Auszeichnungen vom Segelverband

Die Ausbildung im WSC Gifhorn ist von höchster Qualität. Das hat der Deutsche Segelverband dem Verein 2007, 2014 und zuletzt 2017 bescheinigt. „Diese Auszeichnungen sind keineswegs alltäglich“, betonten Vorsitzender Wulfes und auch Schatzmeister Ernst-Dieter Prilop. Jungen Sportlern ermöglicht der WSC zudem die Teilnahme an der einen oder anderen Regatta entlang der Nord- und Ostseeküste. „Dafür sind teils happige Startgelder fällig. Das können sich junge Leute, die noch in der Ausbildung oder im Studium sind, nicht mal ebenso leisten“, sagte Prilop.

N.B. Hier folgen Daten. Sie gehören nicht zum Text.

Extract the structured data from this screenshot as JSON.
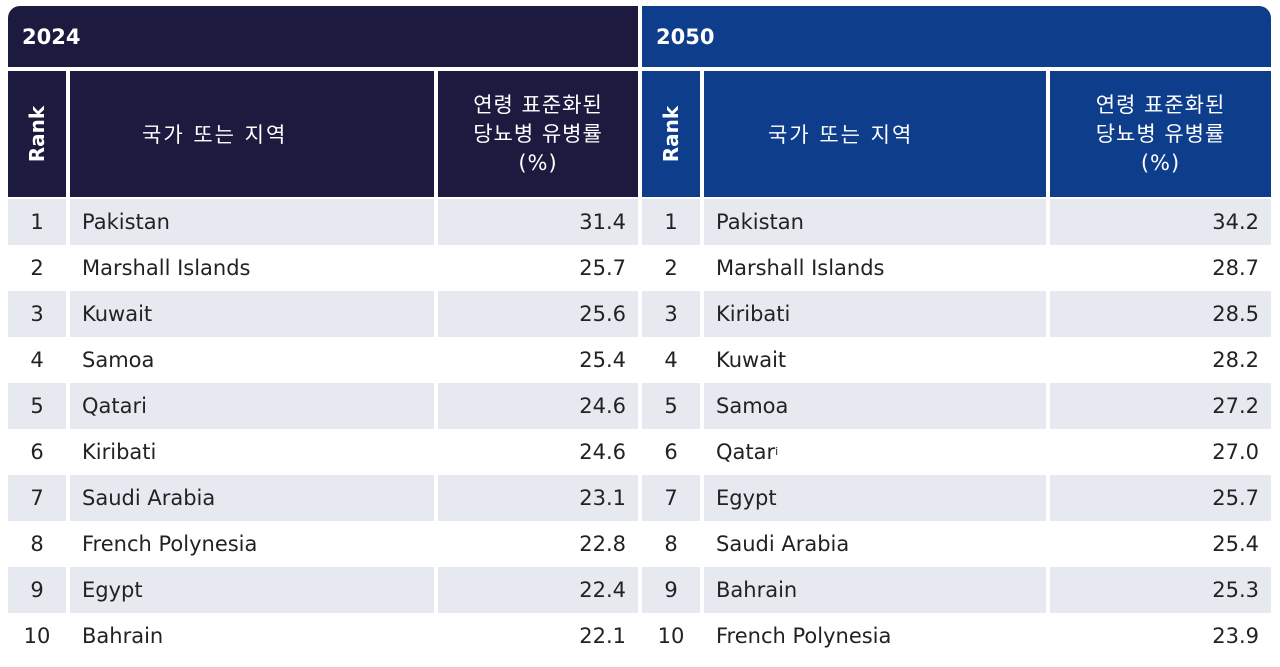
{
  "left": {
    "year": "2024",
    "header_rank": "Rank",
    "header_country": "국가 또는 지역",
    "header_value_lines": [
      "연령 표준화된",
      "당뇨병 유병률",
      "(%)"
    ],
    "rows": [
      {
        "rank": "1",
        "country": "Pakistan",
        "value": "31.4"
      },
      {
        "rank": "2",
        "country": "Marshall Islands",
        "value": "25.7"
      },
      {
        "rank": "3",
        "country": "Kuwait",
        "value": "25.6"
      },
      {
        "rank": "4",
        "country": "Samoa",
        "value": "25.4"
      },
      {
        "rank": "5",
        "country": "Qatari",
        "value": "24.6"
      },
      {
        "rank": "6",
        "country": "Kiribati",
        "value": "24.6"
      },
      {
        "rank": "7",
        "country": "Saudi Arabia",
        "value": "23.1"
      },
      {
        "rank": "8",
        "country": "French Polynesia",
        "value": "22.8"
      },
      {
        "rank": "9",
        "country": "Egypt",
        "value": "22.4"
      },
      {
        "rank": "10",
        "country": "Bahrain",
        "value": "22.1"
      }
    ]
  },
  "right": {
    "year": "2050",
    "header_rank": "Rank",
    "header_country": "국가 또는 지역",
    "header_value_lines": [
      "연령 표준화된",
      "당뇨병 유병률",
      "(%)"
    ],
    "rows": [
      {
        "rank": "1",
        "country": "Pakistan",
        "value": "34.2"
      },
      {
        "rank": "2",
        "country": "Marshall Islands",
        "value": "28.7"
      },
      {
        "rank": "3",
        "country": "Kiribati",
        "value": "28.5"
      },
      {
        "rank": "4",
        "country": "Kuwait",
        "value": "28.2"
      },
      {
        "rank": "5",
        "country": "Samoa",
        "value": "27.2"
      },
      {
        "rank": "6",
        "country": "Qatar",
        "value": "27.0",
        "sup": "i"
      },
      {
        "rank": "7",
        "country": "Egypt",
        "value": "25.7"
      },
      {
        "rank": "8",
        "country": "Saudi Arabia",
        "value": "25.4"
      },
      {
        "rank": "9",
        "country": "Bahrain",
        "value": "25.3"
      },
      {
        "rank": "10",
        "country": "French Polynesia",
        "value": "23.9"
      }
    ]
  },
  "colors": {
    "left_header": "#1c1a3e",
    "right_header": "#0e3d8c",
    "row_shade": "#e6e9f0"
  }
}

Engagierte Mitglieder ausgezeichnet

Das sportlich und gemeinschaftlich herausragende Vereinsleben verdankt man maßgeblich vielen engagierten Mitgliedern. Stellvertretend zeichnete Vorsitzender Wulfes drei davon am Samstagabend aus: Friedrich Hüttel, Dr. Rolf-Joachim Müller und Ernst-Dieter Prilop. Hüttel ist 49 Tage nach der Vereinsgründung eingetreten. „Der WSC ist seitdem seine zweite Familie“, sagte Wulfes. Müller setzt sich so sehr in der Ausbildung ein, dass ihm „im Grunde jeder von uns seinen Segelschein zu verdanken hat“, erklärte er. Und Prilop steht wie kaum ein zweiter mit Pioniergeist und Idealismus seit mehr 25 Jahren für starkes ehrenamtliches Wirken im Vorstand, lobte der WSC-Chef.

Tombola und Tanz

Aufs Abendessen - vorweg Suppe, dann warmes Buffet - folgten Tombola und Tanzvergnügen beim Jubiläumsball. Die Preise hatte die Triangelerin Brigitte Pauli bei Geschäftsleuten in und um Gifhorn eingeworben. „Es ist so toll, wie groß die Spendenbereitschaft war“, wies Pauli auf tolle Gewinne wie ein Wochenende mit einem Audi R8 oder bei der Hanse Sail in Rostock hin. Der Erlös war übrigens für die AZ-Aktion „Helfen vor Ort“ bestimmt.

Zum Tanz spielte die Band Hobbit aus Scheppau auf. „Wir waren schon früher immer mit dabei. Es ist toll, wieder hier zu sein“, freute sich Sänger, Moderator und Percussionist Wolfgang auf ein Wiedersehen mit vielen alten Bekannten. Zusammen mit Sängerin Diana, Keyboarder und Gitarrist Hans-Peter sowie Sänger und Gitarrist Marius legte er kräftig los. So waren die 100 Segelsportler auch auf der Tanzfläche hart am Wind unterwegs.